Let $A$ be an $n\times n$ matrix over $K$, a commutative ring with identity. Suppose $A$ has the block form $$A=\begin{bmatrix} A_1& 0 & \cdots & 0 \\ 0 & A_2 & \cdots & 0 \\ \vdots & \vdots & & \vdots \\ 0& 0 & \cdots & A_k \end{bmatrix}$$ where $A_i$ is an $r_i\times r_i$ matrix. Prove $\text{det}(A)= \text{det}(A_1)\dotsb \text{det}(A_k)$.
My attempt: We’ll use following lemma, suppose we have an $n\times n$ matrix of the block form $\begin{bmatrix} A &B\\ 0&C\\ \end{bmatrix}$ where $A$ is an $r\times r$ matrix, $C$ is an $s\times s$ matrix, $B$ is $r\times s$, and $0$ denotes the $s\times r$ zero matrix.
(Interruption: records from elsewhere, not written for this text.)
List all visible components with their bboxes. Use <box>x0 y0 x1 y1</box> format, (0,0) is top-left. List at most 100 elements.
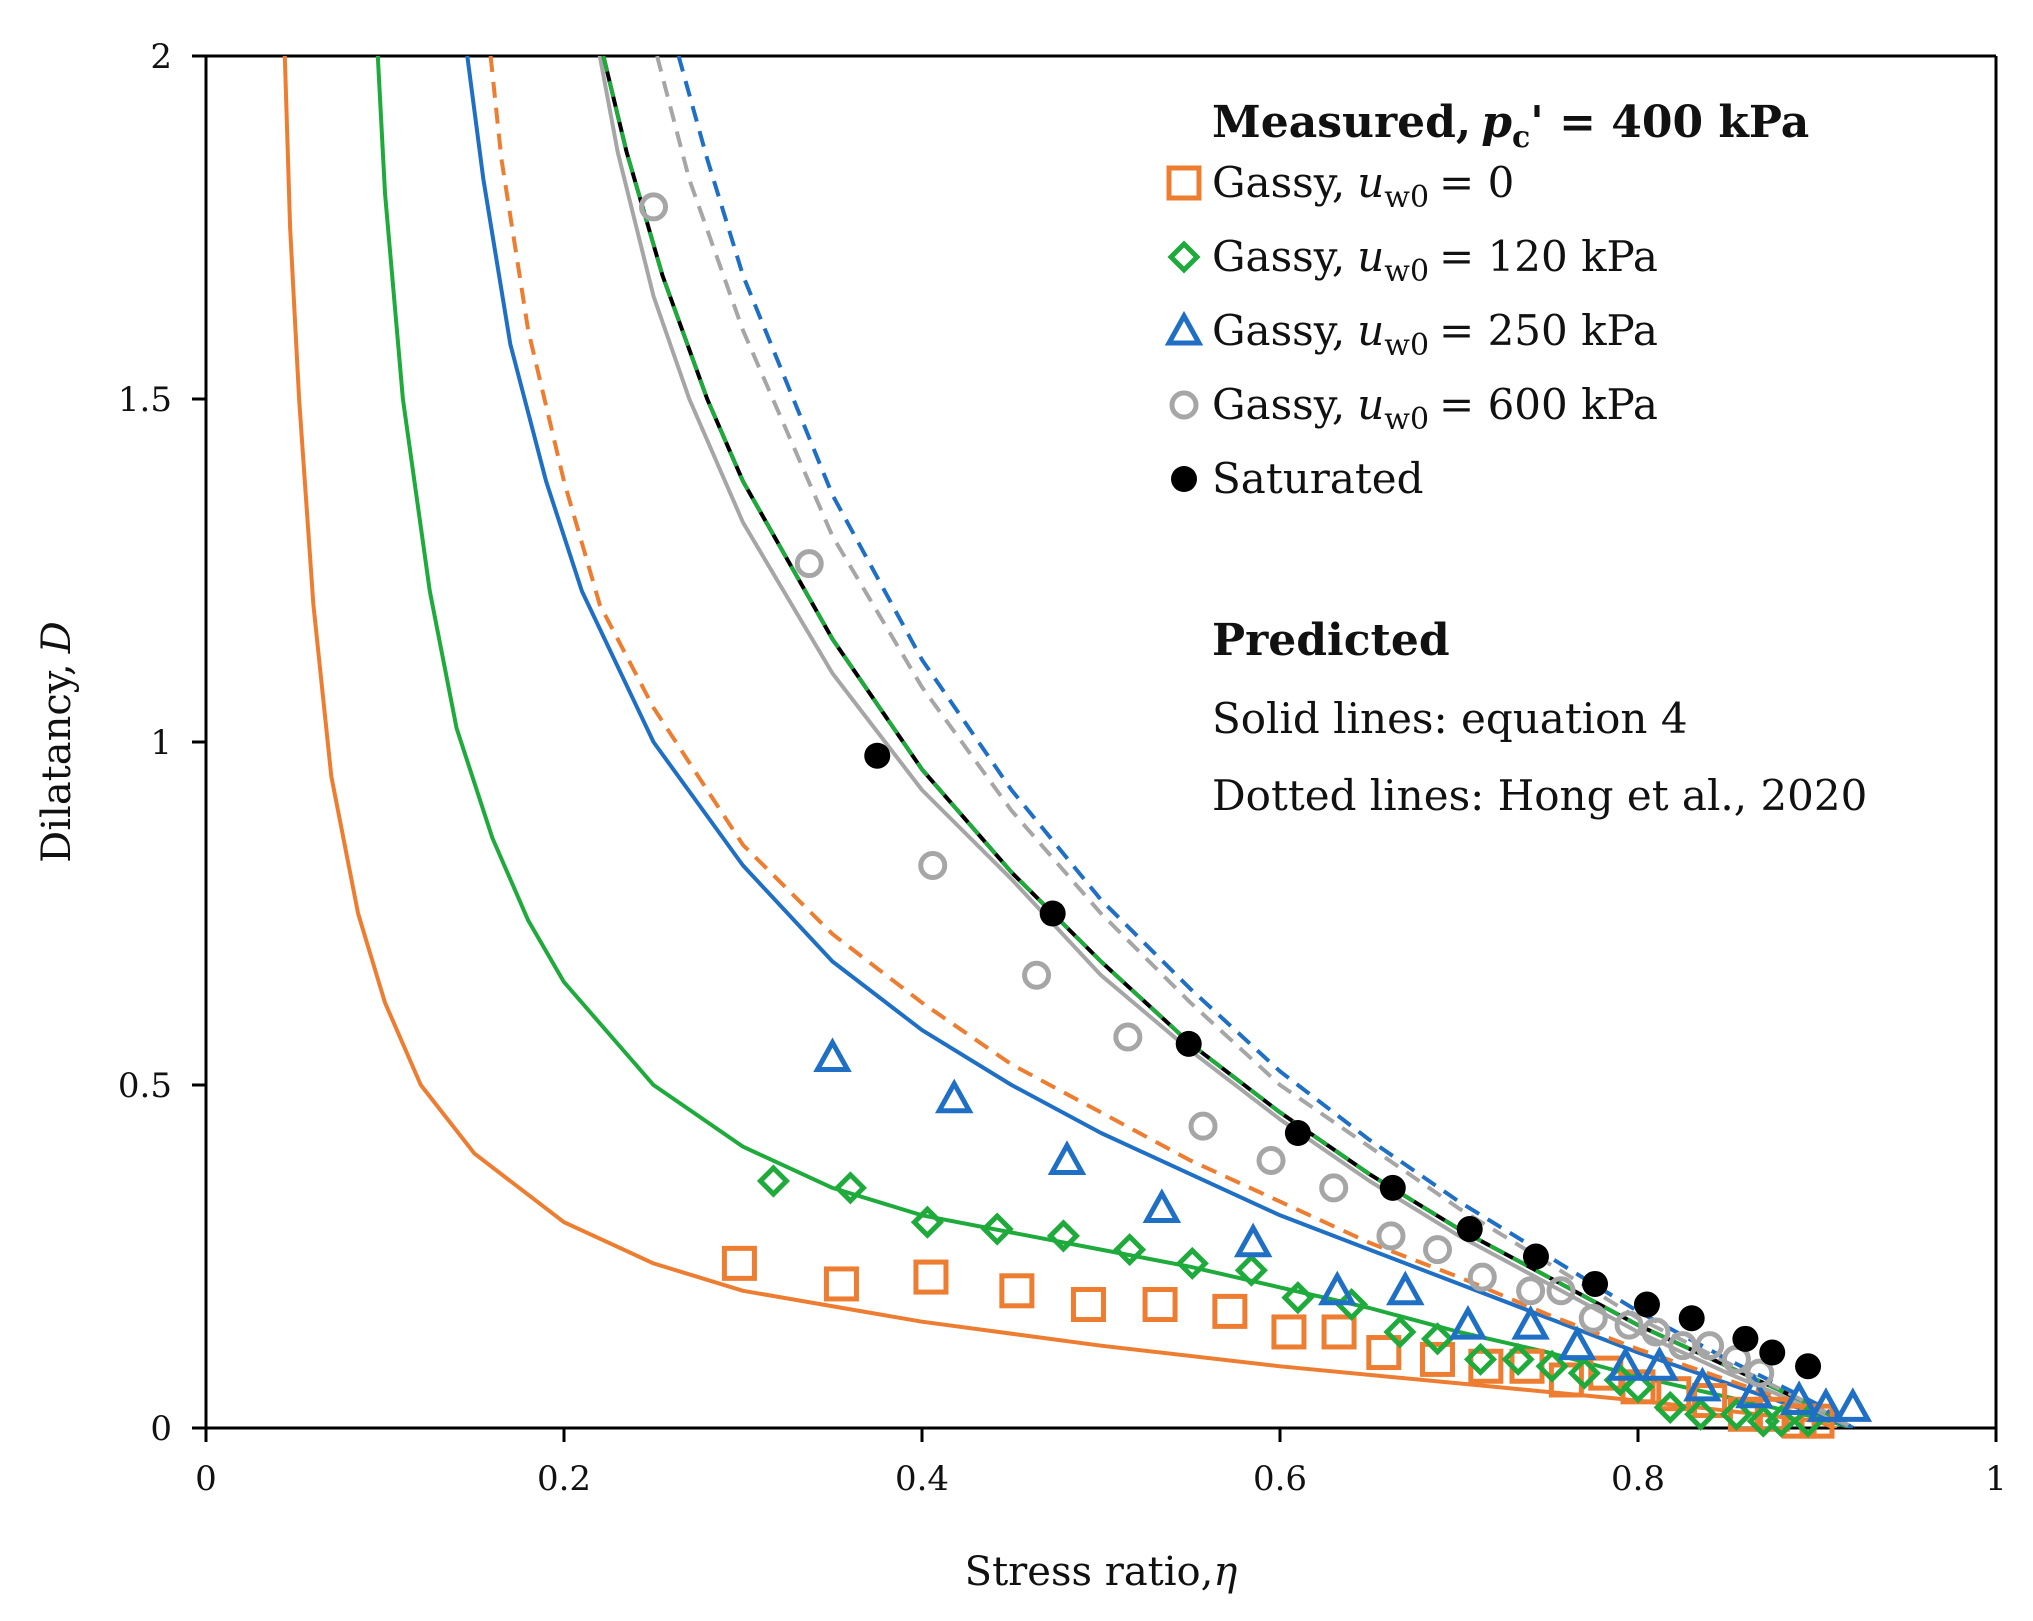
series-circle-open <box>639 192 1775 1388</box>
data-point <box>1379 1174 1406 1201</box>
curve-dashed <box>601 56 1854 1428</box>
data-point <box>1420 1322 1455 1356</box>
x-tick-label: 0.8 <box>1611 1459 1665 1499</box>
data-point <box>823 1266 859 1302</box>
data-point <box>1142 1188 1182 1223</box>
legend-label-symbol: u <box>1357 306 1384 355</box>
data-point <box>1175 1030 1202 1057</box>
series-triangle <box>813 1037 1873 1422</box>
data-point <box>1046 1219 1080 1253</box>
data-point <box>1511 1304 1550 1340</box>
data-point <box>1684 1397 1718 1431</box>
data-point <box>639 192 668 222</box>
legend-measured-title: Measured, <box>1212 97 1471 148</box>
x-axis-title-symbol: η <box>1213 1549 1237 1595</box>
legend-entry: Gassy, uw0 = 0 <box>1166 158 1514 215</box>
data-point <box>1640 1346 1679 1381</box>
data-point <box>1578 1303 1608 1333</box>
legend-label-symbol: u <box>1357 380 1384 429</box>
plot-frame <box>204 54 1998 1430</box>
data-point <box>1366 1335 1402 1371</box>
data-point <box>1582 1270 1609 1297</box>
legend-label-symbol: u <box>1357 158 1384 207</box>
data-point <box>1641 1317 1671 1347</box>
data-point <box>1732 1325 1759 1352</box>
data-point <box>1047 1140 1087 1175</box>
legend-label-suffix: = 120 kPa <box>1439 232 1658 281</box>
data-point <box>1142 1287 1178 1323</box>
legend-label: Saturated <box>1212 454 1423 503</box>
curve-solid <box>597 56 1855 1428</box>
y-tick-label: 2 <box>150 37 172 77</box>
legend-measured-heading: Measured, pc' = 400 kPa <box>1212 97 1809 155</box>
legend-measured-suffix: ' = 400 kPa <box>1530 97 1809 148</box>
data-point <box>1456 1216 1483 1243</box>
data-point <box>721 1245 757 1281</box>
data-point <box>1448 1304 1488 1340</box>
data-point <box>1759 1339 1786 1366</box>
data-point <box>1764 1404 1798 1438</box>
y-axis-title: Dilatancy, D <box>34 621 80 863</box>
data-point <box>1535 1349 1569 1383</box>
x-tick-label: 0.4 <box>895 1459 949 1499</box>
x-tick-label: 0.6 <box>1253 1459 1307 1499</box>
data-point <box>1233 1222 1273 1258</box>
y-tick-label: 0.5 <box>118 1066 172 1106</box>
legend-label-subscript: w0 <box>1384 402 1429 437</box>
data-point <box>1791 1404 1825 1438</box>
data-point <box>1321 1314 1357 1350</box>
data-point <box>1745 1358 1775 1388</box>
legend-marker <box>1167 240 1201 274</box>
x-ticks: 0 0.2 0.4 0.6 0.8 1 <box>195 1428 2007 1499</box>
data-point <box>1386 1270 1425 1306</box>
data-point <box>1234 1253 1268 1287</box>
data-point <box>1557 1325 1597 1361</box>
legend-measured-subscript: c <box>1512 120 1530 155</box>
data-point <box>794 549 824 579</box>
series-diamond <box>756 1164 1825 1438</box>
legend-label-subscript: w0 <box>1384 254 1429 289</box>
legend-label-suffix: = 600 kPa <box>1439 380 1658 429</box>
data-point <box>1423 1235 1453 1265</box>
data-point <box>1522 1243 1549 1270</box>
legend-label-prefix: Gassy, <box>1212 380 1345 429</box>
data-point <box>1022 960 1052 990</box>
data-point <box>1806 1387 1846 1422</box>
data-point <box>913 1259 949 1295</box>
data-point <box>1621 1370 1655 1404</box>
data-point <box>1833 1387 1873 1422</box>
data-point <box>934 1078 974 1114</box>
legend-entry: Saturated <box>1171 454 1423 503</box>
data-point <box>1567 1356 1601 1390</box>
data-point <box>999 1273 1035 1309</box>
data-point <box>1319 1173 1349 1203</box>
curve-dashed <box>488 56 1854 1428</box>
data-point <box>1606 1346 1645 1381</box>
data-point <box>1735 1373 1774 1409</box>
legend-label: Gassy, uw0 = 0 <box>1212 158 1514 215</box>
curve-dashed <box>676 56 1854 1428</box>
data-point <box>1719 1397 1753 1431</box>
curve-solid <box>465 56 1855 1428</box>
legend-marker <box>1171 466 1197 492</box>
legend-label: Gassy, uw0 = 120 kPa <box>1212 232 1658 289</box>
data-point <box>1284 1120 1311 1147</box>
x-tick-label: 0 <box>195 1459 217 1499</box>
data-point <box>1463 1342 1498 1376</box>
data-point <box>1683 1366 1722 1402</box>
legend-marker <box>1169 390 1199 420</box>
legend-label: Gassy, uw0 = 600 kPa <box>1212 380 1658 437</box>
data-point <box>756 1164 790 1198</box>
data-point <box>833 1171 867 1205</box>
legend-label-subscript: w0 <box>1384 180 1429 215</box>
data-point <box>1039 900 1066 927</box>
data-point <box>1516 1276 1546 1306</box>
legend: Measured, pc' = 400 kPa Gassy, uw0 = 0 Gassy… <box>1164 97 1867 820</box>
data-point <box>864 742 891 769</box>
data-point <box>1175 1246 1209 1280</box>
curve-dashed <box>655 56 1854 1428</box>
data-point <box>1695 1331 1725 1361</box>
data-point <box>1779 1380 1819 1416</box>
measured-markers <box>639 192 1873 1439</box>
y-axis-title-text: Dilatancy, <box>34 663 80 863</box>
Then $\text{det} \begin{bmatrix} A &B\\ 0&C\\ \end{bmatrix}=\text{det}(A)\cdot \text{det}(C)$. So $\text{det}(A)=\text{det}(A_1)\cdot \text{det} \begin{bmatrix} A_2 & \cdots & 0 \\ \vdots&& \vdots \\ 0& \cdots & A_k \end{bmatrix}$. By mathematical induction, $\text{det}(A)=\text{det}(A_1)\dotsb \text{det}(A_k)$. Is my proof correct?
Que: let $i,j\in J_n$ such that $i\neq j$. Then $A_{ij}=0$ is in $K$ or $M_{r_i\times r_i}(K)$?